Sunday, June 30, 2024

Fading Hydrangeas

It is late in the season for hydrangeas. They've all had a rough summer, enduring a hot dry spell that left them with drooping leaves and curled-up florets, begging to be watered.  Now the bright blossoms are fading to a pale sky blue, then each floret outlines itself in cream. As the blue drains from the petals, the balls take on shades of silver, cream and palest green. They offer a more subtle beauty at this stage. Soon their original summer sky hues will be just a memory.


Sunday, June 23, 2024

Summer In the Pollinator Garden

 There are many communities where a garden such as this would not be allowed. Instead, tidy lawns and restrictions on the style of mailboxes are enforced.  But on this corner birds chortle and chirp as they perch on coneflowers and teasels. I hear the soft sound of their wings as they dart after insects. Butterflies alight briefly among the tall grasses that splay over the edge of the sidewalk. It may not satisfy some humans' needs for tidiness and order, but it's a little corner of heaven for pollinators.

Sunday, June 16, 2024

Pink Yarrow

 Associated with healing as well as luck, yarrow has many folk names, including woundwort, staunchwound and nosebleed plant. It has a reputation as a love charm that goes back beyond Druid times.
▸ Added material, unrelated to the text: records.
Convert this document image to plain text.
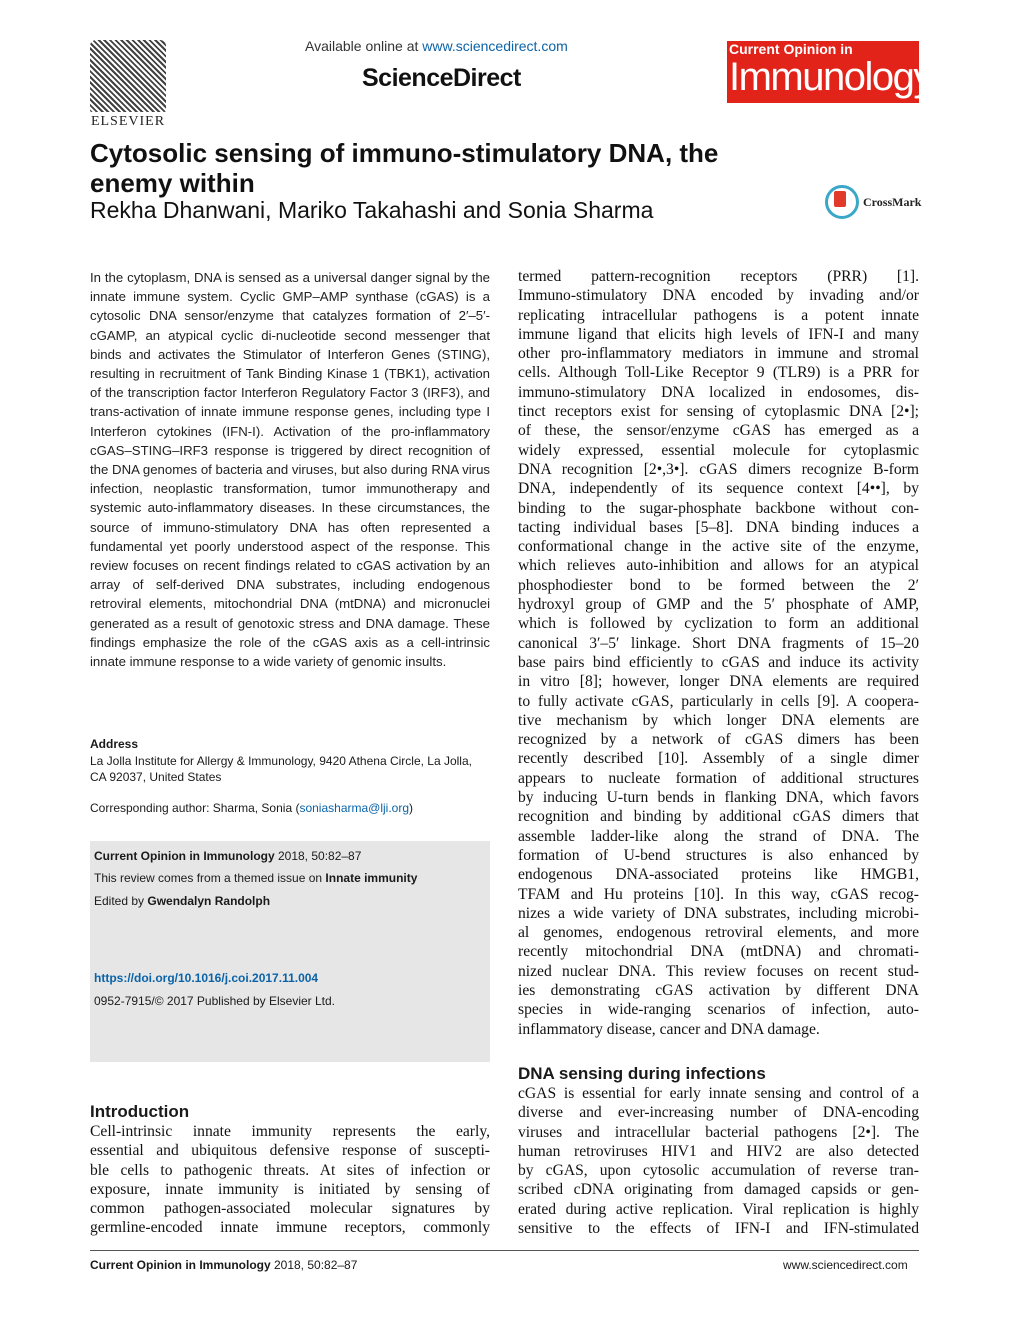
ELSEVIER
Available online at www.sciencedirect.com
ScienceDirect
Current Opinion in
Immunology
Cytosolic sensing of immuno-stimulatory DNA, the enemy within
Rekha Dhanwani, Mariko Takahashi and Sonia Sharma	CrossMark
In the cytoplasm, DNA is sensed as a universal danger signal by the innate immune system. Cyclic GMP–AMP synthase (cGAS) is a cytosolic DNA sensor/enzyme that catalyzes formation of 2′–5′-cGAMP, an atypical cyclic di-nucleotide second messenger that binds and activates the Stimulator of Interferon Genes (STING), resulting in recruitment of Tank Binding Kinase 1 (TBK1), activation of the transcription factor Interferon Regulatory Factor 3 (IRF3), and trans-activation of innate immune response genes, including type I Interferon cytokines (IFN-I). Activation of the pro-inflammatory cGAS–STING–IRF3 response is triggered by direct recognition of the DNA genomes of bacteria and viruses, but also during RNA virus infection, neoplastic transformation, tumor immunotherapy and systemic auto-inflammatory diseases. In these circumstances, the source of immuno-stimulatory DNA has often represented a fundamental yet poorly understood aspect of the response. This review focuses on recent findings related to cGAS activation by an array of self-derived DNA substrates, including endogenous retroviral elements, mitochondrial DNA (mtDNA) and micronuclei generated as a result of genotoxic stress and DNA damage. These findings emphasize the role of the cGAS axis as a cell-intrinsic innate immune response to a wide variety of genomic insults.
Address
La Jolla Institute for Allergy & Immunology, 9420 Athena Circle, La Jolla, CA 92037, United States
Corresponding author: Sharma, Sonia (soniasharma@lji.org)
Current Opinion in Immunology 2018, 50:82–87
This review comes from a themed issue on Innate immunity
Edited by Gwendalyn Randolph
https://doi.org/10.1016/j.coi.2017.11.004
0952-7915/© 2017 Published by Elsevier Ltd.
Introduction
Cell-intrinsic innate immunity represents the early,
essential and ubiquitous defensive response of suscepti-
ble cells to pathogenic threats. At sites of infection or
exposure, innate immunity is initiated by sensing of
common pathogen-associated molecular signatures by
germline-encoded innate immune receptors, commonly
termed pattern-recognition receptors (PRR) [1].
Immuno-stimulatory DNA encoded by invading and/or
replicating intracellular pathogens is a potent innate
immune ligand that elicits high levels of IFN-I and many
other pro-inflammatory mediators in immune and stromal
cells. Although Toll-Like Receptor 9 (TLR9) is a PRR for
immuno-stimulatory DNA localized in endosomes, dis-
tinct receptors exist for sensing of cytoplasmic DNA [2•];
of these, the sensor/enzyme cGAS has emerged as a
widely expressed, essential molecule for cytoplasmic
DNA recognition [2•,3•]. cGAS dimers recognize B-form
DNA, independently of its sequence context [4••], by
binding to the sugar-phosphate backbone without con-
tacting individual bases [5–8]. DNA binding induces a
conformational change in the active site of the enzyme,
which relieves auto-inhibition and allows for an atypical
phosphodiester bond to be formed between the 2′
hydroxyl group of GMP and the 5′ phosphate of AMP,
which is followed by cyclization to form an additional
canonical 3′–5′ linkage. Short DNA fragments of 15–20
base pairs bind efficiently to cGAS and induce its activity
in vitro [8]; however, longer DNA elements are required
to fully activate cGAS, particularly in cells [9]. A coopera-
tive mechanism by which longer DNA elements are
recognized by a network of cGAS dimers has been
recently described [10]. Assembly of a single dimer
appears to nucleate formation of additional structures
by inducing U-turn bends in flanking DNA, which favors
recognition and binding by additional cGAS dimers that
assemble ladder-like along the strand of DNA. The
formation of U-bend structures is also enhanced by
endogenous DNA-associated proteins like HMGB1,
TFAM and Hu proteins [10]. In this way, cGAS recog-
nizes a wide variety of DNA substrates, including microbi-
al genomes, endogenous retroviral elements, and more
recently mitochondrial DNA (mtDNA) and chromati-
nized nuclear DNA. This review focuses on recent stud-
ies demonstrating cGAS activation by different DNA
species in wide-ranging scenarios of infection, auto-
inflammatory disease, cancer and DNA damage.
DNA sensing during infections
cGAS is essential for early innate sensing and control of a
diverse and ever-increasing number of DNA-encoding
viruses and intracellular bacterial pathogens [2•]. The
human retroviruses HIV1 and HIV2 are also detected
by cGAS, upon cytosolic accumulation of reverse tran-
scribed cDNA originating from damaged capsids or gen-
erated during active replication. Viral replication is highly
sensitive to the effects of IFN-I and IFN-stimulated
Current Opinion in Immunology 2018, 50:82–87	www.sciencedirect.com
Look closely at yarrow and notice how the leaves spiral up around the stem like a staircase in a small room. The mass of tiny florets reject symmetry, acting as flat landing pads for the many winged pollinators that feed on it. For the rest of the summer, bees, butterflies, moths and beetles can find sustenance while I enjoy the show. 

Sunday, June 9, 2024

We've Got The Blues

 This past week at the Quilt & Surface Design Symposium, Sandy Shelenberger mixed up two vats of indigo for her students. Before anything could be dyed, students chose a color or style of bead as their identification and sewed one to the corner of each piece of fabric. Then they began to pleat, stitch, gather, wrap and clamp. Soon, striking fabrics covered the design boards. The variety of patterning seemed almost endless, all in classic indigo blue.  

Sunday, June 2, 2024

What A Mess

 Making art can be a messy business. This past week at the Quilt & Surface Design Symposium, students in Pat Pauly's class worked with thickened dye, screening, stenciling, scraping and squeezing layers of colors, creating patterns that move across the fabric. It's a labor intensive process. After all that work, the most difficult step comes afterward: cutting into those newly created fabrics.